PokerStars Reaches Settlement with Italy Tax Authorities
The parent company of PokerStars, Canada-based Amaya Group, has announced that it has reached a settlement with Italy’s tax authorities in the matter of a €300 tax fraud accusation made against the PokerStars.it site and several related business entities. Amaya has agreed to pay a far smaller amount, just €5.9 million, as a final settlement in connection with the case.
Last March, Italy’s Guardia di Finanza, the nation’s central tax agency, filed the €300 million claim, asserting that PokerStars.it and the related business entities had engaged in a complex accounting scheme called transfer pricing. The initial €300 billion figure included substantial interest and penalties as well.
The tax-reducing strategy involved transferring certain business services within a single multinational entity, but involving more than one nation. Through the various accounting schemes used, the Italian tax officials accused PokerStars.it and the related companies of artificial lowering the total revenue, and thus the tax based on that revenue, in violation of Italian tax laws.

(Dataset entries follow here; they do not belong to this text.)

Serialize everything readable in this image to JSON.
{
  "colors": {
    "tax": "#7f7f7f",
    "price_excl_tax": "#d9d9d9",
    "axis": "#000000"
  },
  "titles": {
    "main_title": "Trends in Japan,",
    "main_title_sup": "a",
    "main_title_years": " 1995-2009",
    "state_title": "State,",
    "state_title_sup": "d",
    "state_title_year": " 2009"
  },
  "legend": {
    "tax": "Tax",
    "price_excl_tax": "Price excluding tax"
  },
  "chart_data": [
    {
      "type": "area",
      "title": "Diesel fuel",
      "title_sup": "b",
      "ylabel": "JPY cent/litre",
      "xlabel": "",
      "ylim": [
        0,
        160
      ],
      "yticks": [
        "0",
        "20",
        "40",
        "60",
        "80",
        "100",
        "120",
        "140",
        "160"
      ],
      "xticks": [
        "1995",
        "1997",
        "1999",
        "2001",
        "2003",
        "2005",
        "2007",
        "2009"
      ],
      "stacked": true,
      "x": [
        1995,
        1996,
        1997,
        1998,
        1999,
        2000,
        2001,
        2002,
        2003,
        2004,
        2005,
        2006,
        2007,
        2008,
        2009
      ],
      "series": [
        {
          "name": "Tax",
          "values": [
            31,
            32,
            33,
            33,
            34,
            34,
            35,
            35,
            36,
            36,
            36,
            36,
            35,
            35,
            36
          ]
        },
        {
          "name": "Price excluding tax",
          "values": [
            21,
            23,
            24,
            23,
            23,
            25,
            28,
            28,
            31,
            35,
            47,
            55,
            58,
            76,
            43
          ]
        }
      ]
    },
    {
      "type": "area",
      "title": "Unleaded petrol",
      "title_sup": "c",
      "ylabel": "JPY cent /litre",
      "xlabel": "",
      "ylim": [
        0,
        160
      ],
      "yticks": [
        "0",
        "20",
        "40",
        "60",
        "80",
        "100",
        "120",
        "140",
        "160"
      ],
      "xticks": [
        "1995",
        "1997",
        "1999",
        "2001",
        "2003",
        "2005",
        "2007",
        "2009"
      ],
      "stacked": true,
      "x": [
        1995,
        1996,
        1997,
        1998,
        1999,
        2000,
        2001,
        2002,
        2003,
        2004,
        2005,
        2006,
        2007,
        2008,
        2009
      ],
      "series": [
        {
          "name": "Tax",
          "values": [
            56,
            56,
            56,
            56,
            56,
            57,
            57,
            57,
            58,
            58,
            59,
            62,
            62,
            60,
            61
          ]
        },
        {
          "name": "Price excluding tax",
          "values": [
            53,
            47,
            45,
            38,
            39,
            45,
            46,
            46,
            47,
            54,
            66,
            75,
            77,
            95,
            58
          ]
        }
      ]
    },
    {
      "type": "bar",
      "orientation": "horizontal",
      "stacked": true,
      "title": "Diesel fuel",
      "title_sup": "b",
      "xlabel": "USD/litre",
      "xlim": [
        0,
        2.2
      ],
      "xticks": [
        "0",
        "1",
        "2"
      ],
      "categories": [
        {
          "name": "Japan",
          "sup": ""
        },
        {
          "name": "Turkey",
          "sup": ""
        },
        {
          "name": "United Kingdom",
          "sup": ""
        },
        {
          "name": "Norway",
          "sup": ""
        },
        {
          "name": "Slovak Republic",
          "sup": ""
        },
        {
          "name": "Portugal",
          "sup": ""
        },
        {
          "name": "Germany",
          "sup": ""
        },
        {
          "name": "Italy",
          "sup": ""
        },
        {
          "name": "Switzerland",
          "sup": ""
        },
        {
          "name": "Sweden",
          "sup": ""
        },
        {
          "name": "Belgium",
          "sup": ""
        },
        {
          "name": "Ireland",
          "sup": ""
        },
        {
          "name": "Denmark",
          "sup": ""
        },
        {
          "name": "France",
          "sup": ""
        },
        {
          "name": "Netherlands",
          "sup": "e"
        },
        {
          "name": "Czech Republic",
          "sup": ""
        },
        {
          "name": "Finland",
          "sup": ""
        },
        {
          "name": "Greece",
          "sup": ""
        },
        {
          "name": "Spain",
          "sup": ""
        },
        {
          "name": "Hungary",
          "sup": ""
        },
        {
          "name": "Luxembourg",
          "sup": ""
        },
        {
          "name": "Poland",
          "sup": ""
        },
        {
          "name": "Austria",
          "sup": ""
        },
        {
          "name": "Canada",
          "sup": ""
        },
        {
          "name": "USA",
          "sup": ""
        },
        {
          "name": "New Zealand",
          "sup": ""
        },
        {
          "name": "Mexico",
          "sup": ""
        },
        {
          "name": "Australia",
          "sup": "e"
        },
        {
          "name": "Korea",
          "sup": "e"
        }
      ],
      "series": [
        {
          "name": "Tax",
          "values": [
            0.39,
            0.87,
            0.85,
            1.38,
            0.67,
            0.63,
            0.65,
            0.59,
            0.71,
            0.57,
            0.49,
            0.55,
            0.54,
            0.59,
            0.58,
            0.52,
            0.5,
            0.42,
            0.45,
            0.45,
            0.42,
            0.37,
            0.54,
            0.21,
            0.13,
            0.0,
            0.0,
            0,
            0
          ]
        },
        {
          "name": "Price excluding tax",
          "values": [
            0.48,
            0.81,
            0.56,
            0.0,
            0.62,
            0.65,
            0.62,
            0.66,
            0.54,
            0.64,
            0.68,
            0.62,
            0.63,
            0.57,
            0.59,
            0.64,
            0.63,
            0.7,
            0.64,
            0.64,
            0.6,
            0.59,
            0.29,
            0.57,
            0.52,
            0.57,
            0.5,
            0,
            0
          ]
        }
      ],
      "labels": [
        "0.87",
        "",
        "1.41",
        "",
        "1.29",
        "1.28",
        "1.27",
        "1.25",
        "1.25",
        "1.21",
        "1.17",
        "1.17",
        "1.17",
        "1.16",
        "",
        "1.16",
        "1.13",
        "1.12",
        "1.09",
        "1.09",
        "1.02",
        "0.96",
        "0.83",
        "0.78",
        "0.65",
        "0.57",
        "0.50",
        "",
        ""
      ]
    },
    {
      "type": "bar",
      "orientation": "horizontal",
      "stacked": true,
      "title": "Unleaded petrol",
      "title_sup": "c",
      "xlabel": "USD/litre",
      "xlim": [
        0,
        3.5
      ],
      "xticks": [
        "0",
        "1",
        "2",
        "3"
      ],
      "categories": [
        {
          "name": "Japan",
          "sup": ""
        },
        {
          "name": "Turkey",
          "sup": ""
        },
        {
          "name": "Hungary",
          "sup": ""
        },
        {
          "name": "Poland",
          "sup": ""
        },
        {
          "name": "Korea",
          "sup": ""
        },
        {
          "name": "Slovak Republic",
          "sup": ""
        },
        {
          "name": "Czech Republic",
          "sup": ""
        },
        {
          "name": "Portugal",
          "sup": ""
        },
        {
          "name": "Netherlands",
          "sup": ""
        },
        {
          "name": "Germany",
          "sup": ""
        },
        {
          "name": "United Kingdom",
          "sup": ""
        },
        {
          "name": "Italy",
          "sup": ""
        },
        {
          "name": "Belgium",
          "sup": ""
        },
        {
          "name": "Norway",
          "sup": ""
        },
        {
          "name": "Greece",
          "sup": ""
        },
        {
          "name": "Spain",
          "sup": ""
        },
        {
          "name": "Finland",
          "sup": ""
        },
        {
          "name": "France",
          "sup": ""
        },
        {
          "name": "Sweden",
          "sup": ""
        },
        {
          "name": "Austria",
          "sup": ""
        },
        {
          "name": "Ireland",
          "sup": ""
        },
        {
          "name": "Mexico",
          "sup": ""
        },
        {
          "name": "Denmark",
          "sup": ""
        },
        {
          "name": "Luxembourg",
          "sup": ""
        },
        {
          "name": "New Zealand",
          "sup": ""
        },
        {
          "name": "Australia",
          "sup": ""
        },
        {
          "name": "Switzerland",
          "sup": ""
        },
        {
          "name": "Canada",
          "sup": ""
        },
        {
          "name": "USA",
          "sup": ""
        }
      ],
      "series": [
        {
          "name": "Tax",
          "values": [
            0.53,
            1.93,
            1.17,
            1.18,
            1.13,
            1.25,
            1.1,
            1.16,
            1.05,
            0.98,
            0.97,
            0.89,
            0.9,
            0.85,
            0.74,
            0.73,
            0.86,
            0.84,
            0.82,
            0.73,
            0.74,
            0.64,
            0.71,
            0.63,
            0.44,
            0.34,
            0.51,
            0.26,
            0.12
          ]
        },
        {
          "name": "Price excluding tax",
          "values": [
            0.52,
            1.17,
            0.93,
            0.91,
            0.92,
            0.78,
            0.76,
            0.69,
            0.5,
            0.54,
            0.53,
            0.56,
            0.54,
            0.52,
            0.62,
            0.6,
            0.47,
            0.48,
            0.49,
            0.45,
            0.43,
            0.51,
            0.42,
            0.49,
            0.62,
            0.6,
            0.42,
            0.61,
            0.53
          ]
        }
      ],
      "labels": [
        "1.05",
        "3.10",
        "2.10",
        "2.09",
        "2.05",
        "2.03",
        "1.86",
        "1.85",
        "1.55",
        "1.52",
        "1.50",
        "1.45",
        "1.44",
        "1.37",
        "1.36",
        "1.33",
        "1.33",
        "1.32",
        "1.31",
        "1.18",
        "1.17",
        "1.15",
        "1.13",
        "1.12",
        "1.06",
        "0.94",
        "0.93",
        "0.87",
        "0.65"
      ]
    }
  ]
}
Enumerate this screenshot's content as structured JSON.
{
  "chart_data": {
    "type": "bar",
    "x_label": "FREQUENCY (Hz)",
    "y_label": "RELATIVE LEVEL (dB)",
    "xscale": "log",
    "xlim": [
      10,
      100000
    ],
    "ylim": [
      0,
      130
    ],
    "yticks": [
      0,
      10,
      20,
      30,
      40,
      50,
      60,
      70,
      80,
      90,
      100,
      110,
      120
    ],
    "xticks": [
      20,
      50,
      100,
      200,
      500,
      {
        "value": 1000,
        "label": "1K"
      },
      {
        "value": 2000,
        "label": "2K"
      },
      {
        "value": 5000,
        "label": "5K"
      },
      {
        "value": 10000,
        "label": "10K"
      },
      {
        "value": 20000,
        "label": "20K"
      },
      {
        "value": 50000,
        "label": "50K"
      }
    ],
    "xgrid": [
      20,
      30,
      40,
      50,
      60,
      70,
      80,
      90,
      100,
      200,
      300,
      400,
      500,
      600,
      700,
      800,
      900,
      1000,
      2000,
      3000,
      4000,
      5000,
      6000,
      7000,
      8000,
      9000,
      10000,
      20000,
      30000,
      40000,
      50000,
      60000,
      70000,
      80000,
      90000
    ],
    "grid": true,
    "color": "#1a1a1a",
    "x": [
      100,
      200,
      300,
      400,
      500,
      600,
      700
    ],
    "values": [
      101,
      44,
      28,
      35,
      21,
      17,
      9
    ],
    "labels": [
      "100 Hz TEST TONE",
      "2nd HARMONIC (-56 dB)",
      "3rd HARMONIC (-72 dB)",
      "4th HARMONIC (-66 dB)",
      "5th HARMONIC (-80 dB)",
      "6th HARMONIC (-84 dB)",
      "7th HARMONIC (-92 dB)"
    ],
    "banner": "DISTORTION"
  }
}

It is important to note that the accusations involved activity that occurred in the business entities between 2009 and 2014, when the company was run by its original founders, the Scheinberg family. All PokerStars online platforms and related business entities were sold to Amaya in the summer of 2014 in a $4.9 billion blockbuster reverse acquisition. The potential liability involving the Italian case has long been disclosed to consumers, and no stock-price change — or even a slight uptick — is expected as a result of the settlement.
Amaya share prices have dipped roughly 10% over the last week, but it is hard to differentiate specific losses and attribute them to the Italian settlement, given the global correction in stock prices over the same period. Amaya is also weathering intentionally-inflicted wobbles in its daily revenue numbers, produced by on-again/off-again sitout protests by some of the site’s highest-volume players. That separate matter barely touches PokerStars.it’s operations, but contributes to the ongoing turmoil the company currently faces.
Regarding the closure of the Italy-based case, an Amaya corporate presser offered, “Amaya Inc. today said it has paid €5.9 million as a final settlement with Italian tax authorities to resolve a previously disclosed tax dispute in which Italian authorities estimated that approximately €85 million were owed by a subsidiary of Amaya related to its Italian operations under the PokerStars brand for the 2009 through 2014 tax years.
“The agreement represents a final settlement of the matter,” the announcement continues, “and the payment includes all amounts owing to Italian authorities for the periods at issue. In addition, as part of the settlement the subsidiary does not owe any additional taxes for the 2014 tax year. The entire settlement amount and related expenses have been paid from the escrow fund established under the merger agreement governing Amaya’s acquisition of the PokerStars business.”
Though the Italian matter is finished, Amaya remains enmeshed in multiple legal and financial tussles related to the site’s international operations during the Scheinberg years. While this case’s settlement puts only a tiny dent in the escrow account held by Amaya, a much larger potential settlement, the bizarre illegal-gambling case brought against Amaya by the US state of Kentucky which has resulted in an initial $871 million summary judgment, could wipe out the entire escrow account and much, much more.
There is also the possibility that the two other single-nation sites serviced by PokerStars in this timeframe, PokerStars.fr (France) and PokerStars.sp (Spain), might also be conducting preliminary audits to see if the old PokerStars accounting practices were suspicious there as well. Any investigations, should they exist, would not become known until one of the countries’ potential claims against PokerStars is announced.